[Date Prev][Date Next][Thread Prev][Thread Next][Date Index][Thread Index]
bug#49952: new snapshot available: gzip-1.10.34-aa73
From: |
Adler, Mark |
Subject: |
bug#49952: new snapshot available: gzip-1.10.34-aa73 |
Date: |
Tue, 10 Aug 2021 16:09:06 +0000 |
Seems like too extreme of a behavior change. If this proposal is implemented,
then 99.9% of the time, pigz -l will decode the entire file. If someone is
regularly doing pigz -l on a large number of files, the time it would take
would go up orders of magnitude.
The fundamental dilemma is that gzip -l and pigz -l give the correct answer
nearly all of the time, and is extremely fast. So “-l" still seems useful.

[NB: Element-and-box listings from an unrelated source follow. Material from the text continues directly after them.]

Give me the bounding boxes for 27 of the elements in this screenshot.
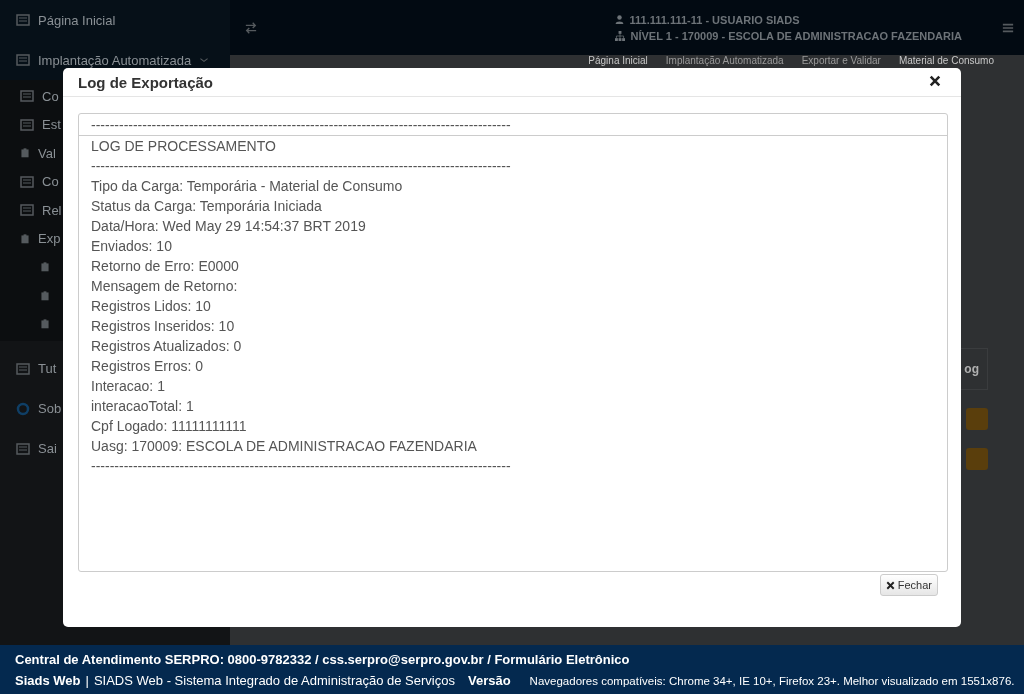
user-level: NÍVEL 1 - 170009 - ESCOLA DE ADMINISTRACAO FAZENDARIA — [630, 29, 962, 42]
log-line: Registros Inseridos: 10 — [90, 317, 236, 336]
log-line: Data/Hora: Wed May 29 14:54:37 BRT 2019 — [90, 217, 367, 236]
brand-name: Siads Web — [15, 672, 81, 688]
contact-text: Central de Atendimento SERPRO: 0800-9782332 / css.serpro@serpro.gov.br / Formulário Eletrônico — [15, 651, 630, 667]
log-line: Status da Carga: Temporária Iniciada — [90, 197, 323, 216]
browser-note: Navegadores compatíveis: Chrome 34+, IE 10+, Firefox 23+. Melhor visualizado em 1551x876. — [529, 674, 1015, 687]
log-line: ------------------------------------------------------------------------------------------ — [90, 157, 512, 176]
log-line: Registros Atualizados: 0 — [90, 337, 243, 356]
log-line: Retorno de Erro: E0000 — [90, 257, 240, 276]
log-line: Enviados: 10 — [90, 237, 173, 256]
system-name: SIADS Web - Sistema Integrado de Administração de Serviços — [93, 672, 455, 688]
user-name: 111.111.111-11 - USUARIO SIADS — [629, 13, 800, 26]
log-line: Tipo da Carga: Temporária - Material de Consumo — [90, 177, 404, 196]
dialog-title: Log de Exportação — [78, 73, 214, 91]
log-line: LOG DE PROCESSAMENTO — [90, 137, 277, 156]
log-line: Cpf Logado: 11111111111 — [90, 417, 248, 436]
log-line: Registros Erros: 0 — [90, 357, 205, 376]
version-label: Versão — [467, 672, 511, 688]
log-line: interacaoTotal: 1 — [90, 397, 195, 416]
log-line: ------------------------------------------------------------------------------------------ — [90, 457, 512, 476]
log-line: Interacao: 1 — [90, 377, 166, 396]
separator: | — [85, 672, 89, 688]
log-line: Mensagem de Retorno: — [90, 277, 239, 296]
log-line: Uasg: 170009: ESCOLA DE ADMINISTRACAO FAZENDARIA — [90, 437, 478, 456]
log-line: Registros Lidos: 10 — [90, 297, 212, 316]
log-line: ------------------------------------------------------------------------------------------ — [79, 114, 947, 136]
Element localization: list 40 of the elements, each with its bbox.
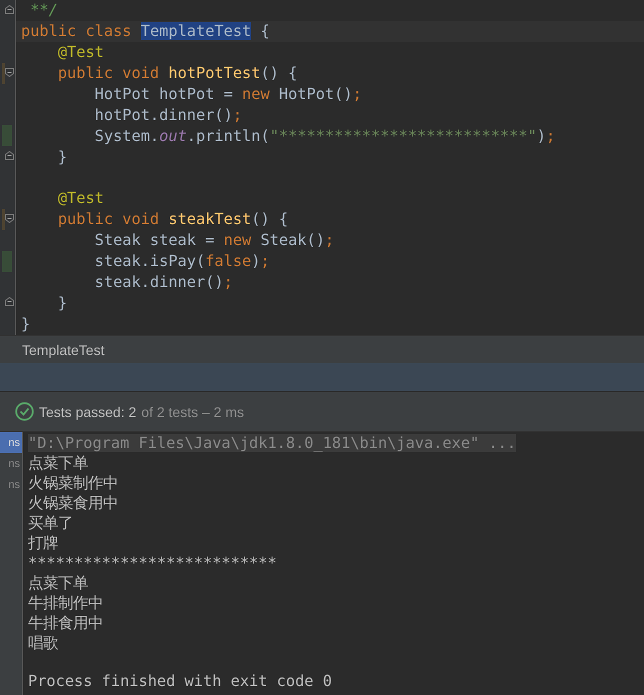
fold-icon[interactable] (5, 68, 14, 77)
fold-icon[interactable] (5, 151, 14, 160)
console-line: 牛排制作中 (28, 592, 103, 614)
test-status: Tests passed: 2 (39, 404, 136, 420)
code-line: public void steakTest() { (56, 210, 288, 228)
code-line: } (56, 294, 68, 312)
code-line: hotPot.dinner(); (94, 106, 242, 124)
code-line: } (20, 314, 30, 333)
code-line: Steak steak = new Steak(); (94, 231, 334, 250)
check-icon (15, 402, 34, 421)
code-line: @Test (56, 189, 104, 208)
code-line: steak.isPay(false); (94, 252, 270, 270)
code-line: **/ (29, 1, 58, 20)
console-line: 买单了 (28, 512, 73, 534)
console-line: 牛排食用中 (28, 612, 103, 634)
code-line: HotPot hotPot = new HotPot(); (94, 85, 362, 103)
console-line: *************************** (28, 554, 277, 572)
code-line: public void hotPotTest() { (56, 64, 298, 82)
console-line: 火锅菜制作中 (28, 472, 118, 494)
console-line: 唱歌 (28, 632, 58, 654)
code-line: @Test (56, 43, 104, 62)
side-tab[interactable]: ns (0, 474, 22, 495)
fold-icon[interactable] (5, 214, 14, 223)
fold-icon[interactable] (5, 297, 14, 306)
fold-icon[interactable] (5, 5, 14, 14)
console-line: 点菜下单 (28, 572, 88, 594)
console-line: 点菜下单 (28, 452, 88, 474)
code-line: } (56, 148, 68, 166)
modified-line-marker[interactable] (2, 208, 5, 230)
side-tab[interactable]: ns (0, 432, 22, 453)
exit-message: Process finished with exit code 0 (28, 672, 332, 690)
breadcrumb[interactable]: TemplateTest (22, 342, 104, 358)
code-line: public class TemplateTest { (20, 22, 270, 40)
console-line: 火锅菜食用中 (28, 492, 118, 514)
test-summary: of 2 tests – 2 ms (141, 404, 244, 420)
modified-line-marker[interactable] (2, 62, 5, 84)
console-line: 打牌 (28, 532, 58, 554)
code-line: System.out.println("***************************"); (94, 126, 556, 145)
side-tab[interactable]: ns (0, 453, 22, 474)
code-line: steak.dinner(); (94, 273, 233, 292)
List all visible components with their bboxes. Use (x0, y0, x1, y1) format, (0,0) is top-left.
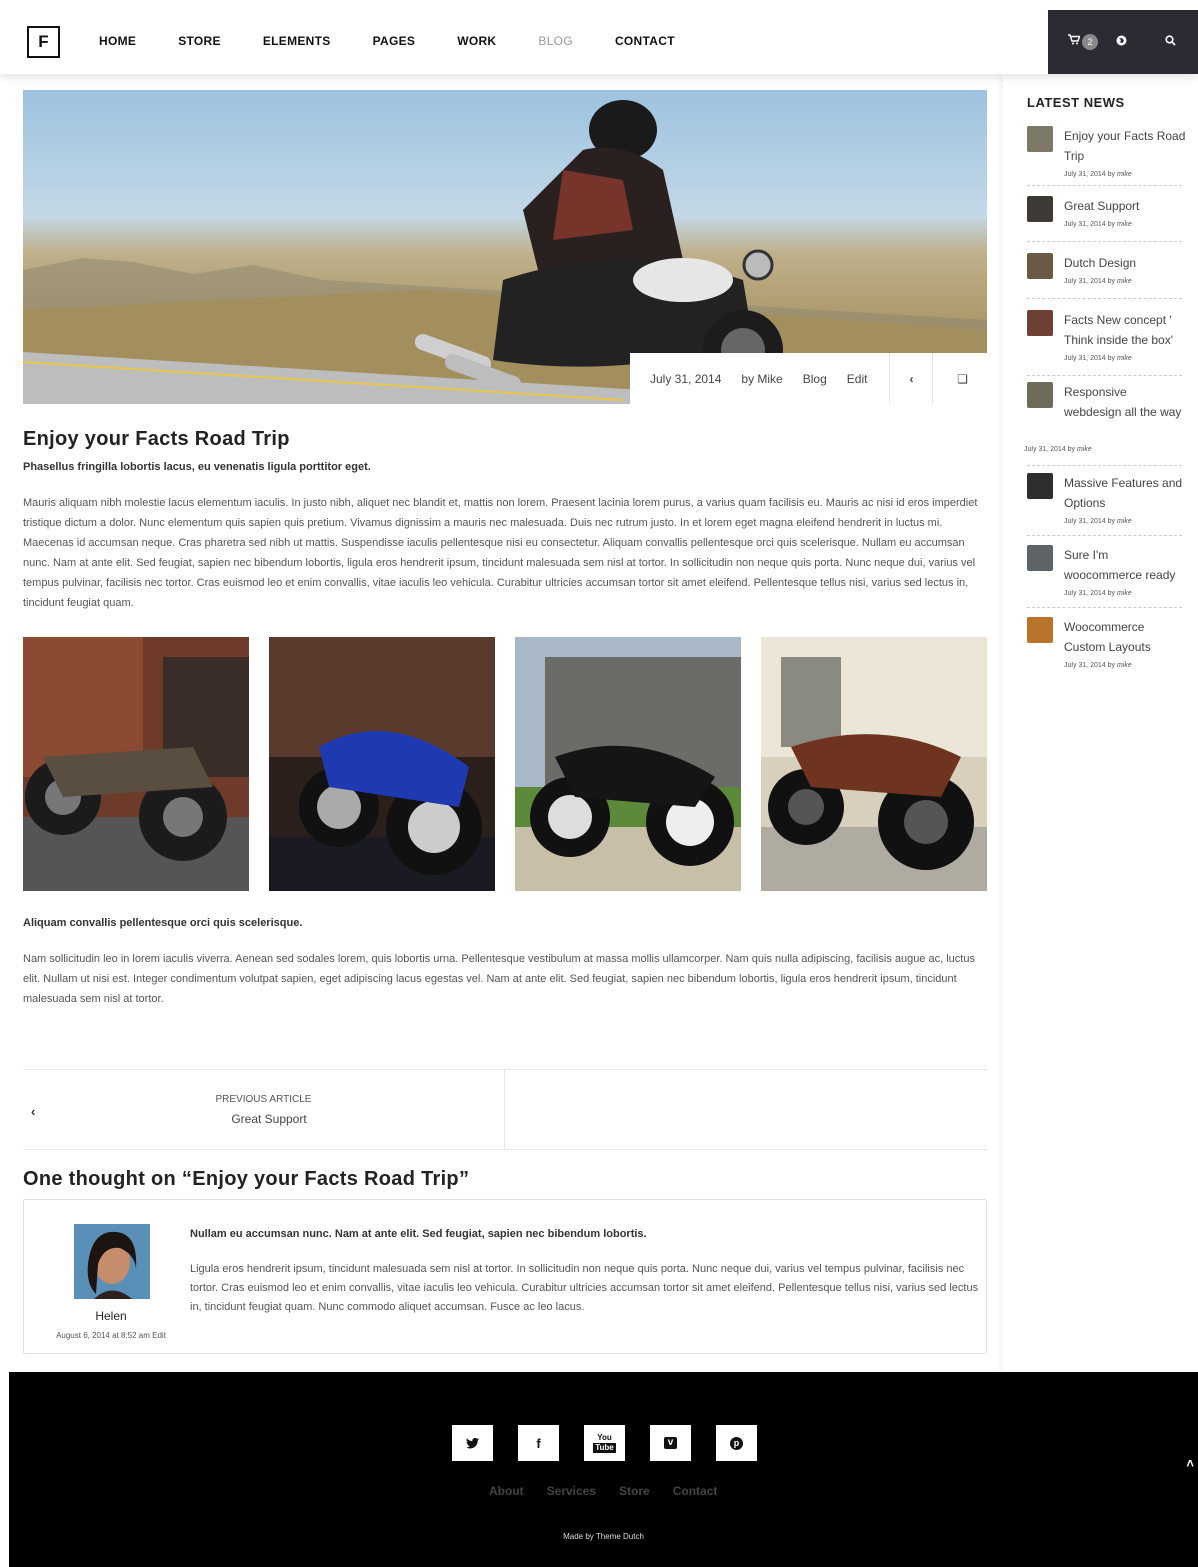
meta-divider (932, 353, 934, 404)
comment-icon[interactable]: ❏ (955, 372, 969, 386)
footer-link-services[interactable]: Services (547, 1484, 596, 1498)
vimeo-icon[interactable]: v (650, 1425, 691, 1461)
site-header: F HOME STORE ELEMENTS PAGES WORK BLOG CO… (0, 0, 1198, 74)
news-title[interactable]: Massive Features and Options (1064, 473, 1186, 513)
news-separator (1027, 241, 1182, 242)
post-navigation: ‹ PREVIOUS ARTICLE Great Support (23, 1069, 987, 1150)
share-chevron-icon[interactable]: ‹ (904, 372, 918, 386)
youtube-icon[interactable]: You Tube (584, 1425, 625, 1461)
nav-blog[interactable]: BLOG (538, 34, 573, 48)
search-icon (1165, 35, 1176, 46)
gallery-image[interactable] (23, 637, 249, 891)
image-gallery (23, 637, 987, 891)
news-thumbnail (1027, 545, 1053, 571)
news-separator (1027, 185, 1182, 186)
news-thumbnail (1027, 617, 1053, 643)
comments-title: One thought on “Enjoy your Facts Road Tr… (23, 1168, 470, 1190)
gallery-image[interactable] (515, 637, 741, 891)
facebook-icon[interactable]: f (518, 1425, 559, 1461)
main-nav: HOME STORE ELEMENTS PAGES WORK BLOG CONT… (99, 34, 717, 48)
hero-image: July 31, 2014 by Mike Blog Edit ‹ ❏ (23, 90, 987, 404)
cart-button[interactable]: 2 (1068, 34, 1098, 50)
news-date: July 31, 2014 by mike (1064, 171, 1132, 178)
news-title[interactable]: Facts New concept ' Think inside the box… (1064, 310, 1186, 350)
news-date: July 31, 2014 by mike (1064, 221, 1132, 228)
article: July 31, 2014 by Mike Blog Edit ‹ ❏ Enjo… (23, 90, 987, 1354)
globe-icon (1116, 35, 1127, 46)
nav-elements[interactable]: ELEMENTS (263, 34, 331, 48)
news-separator (1027, 607, 1182, 608)
news-title[interactable]: Responsive webdesign all the way (1064, 382, 1186, 422)
header-tools: 2 (1048, 10, 1198, 74)
post-meta-bar: July 31, 2014 by Mike Blog Edit ‹ ❏ (630, 353, 987, 404)
news-title[interactable]: Enjoy your Facts Road Trip (1064, 126, 1186, 166)
post-lead: Phasellus fringilla lobortis lacus, eu v… (23, 461, 371, 473)
news-date: July 31, 2014 by mike (1064, 662, 1132, 669)
comment-author[interactable]: Helen (24, 1309, 198, 1323)
news-date: July 31, 2014 by mike (1064, 518, 1132, 525)
nav-contact[interactable]: CONTACT (615, 34, 675, 48)
news-thumbnail (1027, 253, 1053, 279)
post-body-paragraph: Nam sollicitudin leo in lorem iaculis vi… (23, 953, 975, 1005)
news-separator (1027, 298, 1182, 299)
gallery-image[interactable] (761, 637, 987, 891)
site-logo[interactable]: F (27, 26, 60, 58)
news-thumbnail (1027, 473, 1053, 499)
news-title[interactable]: Great Support (1064, 196, 1186, 216)
language-button[interactable] (1116, 35, 1127, 49)
nav-work[interactable]: WORK (457, 34, 496, 48)
site-footer: f You Tube v p About Services Store Conta… (9, 1372, 1198, 1567)
search-button[interactable] (1165, 35, 1176, 49)
footer-link-contact[interactable]: Contact (673, 1484, 718, 1498)
post-nav-divider (504, 1070, 505, 1150)
post-author[interactable]: by Mike (741, 372, 782, 386)
comment-text: Ligula eros hendrerit ipsum, tincidunt m… (190, 1263, 979, 1313)
news-date: July 31, 2014 by mike (1064, 355, 1132, 362)
news-title[interactable]: Woocommerce Custom Layouts (1064, 617, 1186, 657)
gallery-image[interactable] (269, 637, 495, 891)
post-body-paragraph: Mauris aliquam nibh molestie lacus eleme… (23, 497, 978, 609)
comment-date[interactable]: August 6, 2014 at 8:52 am Edit (24, 1331, 198, 1340)
nav-pages[interactable]: PAGES (373, 34, 416, 48)
comment: Helen August 6, 2014 at 8:52 am Edit Nul… (23, 1199, 987, 1354)
news-date: July 31, 2014 by mike (1064, 590, 1132, 597)
news-thumbnail (1027, 196, 1053, 222)
post-edit-link[interactable]: Edit (847, 372, 868, 386)
footer-credit: Made by Theme Dutch (563, 1532, 644, 1541)
post-category[interactable]: Blog (803, 372, 827, 386)
nav-store[interactable]: STORE (178, 34, 221, 48)
news-title[interactable]: Sure I'm woocommerce ready (1064, 545, 1186, 585)
news-thumbnail (1027, 126, 1053, 152)
cart-icon (1068, 34, 1081, 45)
footer-link-store[interactable]: Store (619, 1484, 650, 1498)
cart-count-badge: 2 (1082, 34, 1098, 50)
news-date: July 31, 2014 by mike (1064, 278, 1132, 285)
previous-article-link[interactable]: Great Support (23, 1112, 515, 1126)
twitter-icon[interactable] (452, 1425, 493, 1461)
comment-lead: Nullam eu accumsan nunc. Nam at ante eli… (190, 1228, 647, 1240)
news-separator (1027, 465, 1182, 466)
news-thumbnail (1027, 382, 1053, 408)
news-separator (1027, 535, 1182, 536)
news-date: July 31, 2014 by mike (1024, 446, 1092, 453)
nav-home[interactable]: HOME (99, 34, 136, 48)
footer-links: About Services Store Contact (489, 1484, 740, 1498)
previous-article-label: PREVIOUS ARTICLE (215, 1094, 312, 1105)
news-title[interactable]: Dutch Design (1064, 253, 1186, 273)
post-title: Enjoy your Facts Road Trip (23, 428, 290, 450)
social-links: f You Tube v p (452, 1425, 782, 1461)
footer-link-about[interactable]: About (489, 1484, 524, 1498)
post-subheading: Aliquam convallis pellentesque orci quis… (23, 917, 303, 929)
avatar (74, 1224, 150, 1299)
news-thumbnail (1027, 310, 1053, 336)
pinterest-icon[interactable]: p (716, 1425, 757, 1461)
sidebar: LATEST NEWS Enjoy your Facts Road Trip J… (1003, 74, 1198, 1372)
latest-news-title: LATEST NEWS (1027, 95, 1125, 110)
post-date[interactable]: July 31, 2014 (650, 372, 721, 386)
back-to-top-icon[interactable]: ˄ (1186, 1456, 1194, 1471)
meta-divider (889, 353, 891, 404)
news-separator (1027, 375, 1182, 376)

> On Aug 9, 2021, at 2:41 PM, Paul Eggert <eggert@CS.UCLA.EDU> wrote:
>
> On 8/9/21 8:19 AM, Adler, Mark wrote:
>> pigz -l doesn’t do that, but pigz -lt does. Since -t has to decode the whole
>> file, -l combined with it will use that information to give the correct
>> result. For compatibility, pigz -l still does what gzip does, which is to
>> guess based on what it finds at the end of the file.
>
> Perhaps gzip -l could do bounded work, as follows:
>
> * Look at the header to see what its byte count B says.
>
> * Decompress until it sees more than B bytes.
>
> * If so, report that the -l sizes are bogus. If not, carry on as before.
>
> Due to format limits, B can be at most 2**32 - 1, so this provides a bound on
> the amount of work, a bound that's reasonably small nowadays.